Customers don't have to upgrade all the way to E5 to get the feature. Once we GA, you can also get the feature by purchasing the Advanced Compliance SKU which is an add-on to lower licenses. Note that the Advanced Compliance SKU also includes other compliance capabilities like Customer Lockbox and Advanced Data Governance as well. 

Not applicable

Good news. I've enabled the preview but I'm missing it in the admin portal. Do I need to do something more?

Occasional Visitor

Does anyone know if it's possible to create custom roles, or can you only use the roles that come with the product feature?

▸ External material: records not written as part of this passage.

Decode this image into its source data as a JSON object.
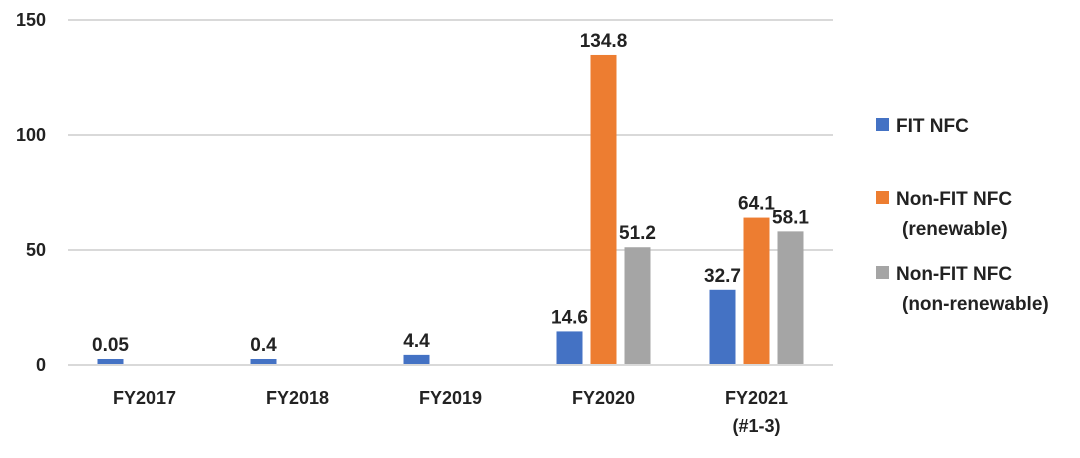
{
  "chart_data": {
    "type": "bar",
    "title": "",
    "xlabel": "",
    "ylabel": "",
    "ylim": [
      0,
      150
    ],
    "yticks": [
      0,
      50,
      100,
      150
    ],
    "grid": true,
    "legend_position": "right",
    "categories": [
      [
        "FY2017"
      ],
      [
        "FY2018"
      ],
      [
        "FY2019"
      ],
      [
        "FY2020"
      ],
      [
        "FY2021",
        "(#1-3)"
      ]
    ],
    "series": [
      {
        "name": [
          "FIT NFC"
        ],
        "color": "#4472C4",
        "values": [
          0.05,
          0.4,
          4.4,
          14.6,
          32.7
        ],
        "labels": [
          "0.05",
          "0.4",
          "4.4",
          "14.6",
          "32.7"
        ]
      },
      {
        "name": [
          "Non-FIT NFC",
          "(renewable)"
        ],
        "color": "#ED7D31",
        "values": [
          null,
          null,
          null,
          134.8,
          64.1
        ],
        "labels": [
          "",
          "",
          "",
          "134.8",
          "64.1"
        ]
      },
      {
        "name": [
          "Non-FIT NFC",
          "(non-renewable)"
        ],
        "color": "#A5A5A5",
        "values": [
          null,
          null,
          null,
          51.2,
          58.1
        ],
        "labels": [
          "",
          "",
          "",
          "51.2",
          "58.1"
        ]
      }
    ]
  }
}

There are no new roles introduced via PAM, but you can granularly control access to each individual cmdlets.

Senior Member


Automation accounts / system accounts must be assigned an exchange online licence AND Office 365 Privileged Access Management licence. Without this the Enable-ElevatedAccessControl command fails  with error "Couldn't find a user with the identity".  Could you make it so system accounts don't need a mailbox?



They don't need a mailbox, but they must be a valid Exchange recipient (i.e. they should be visible in the output of the Get-Recipient cmdlet). I've raised this already with the relevant folks at Microsoft and they promised to get it fixed.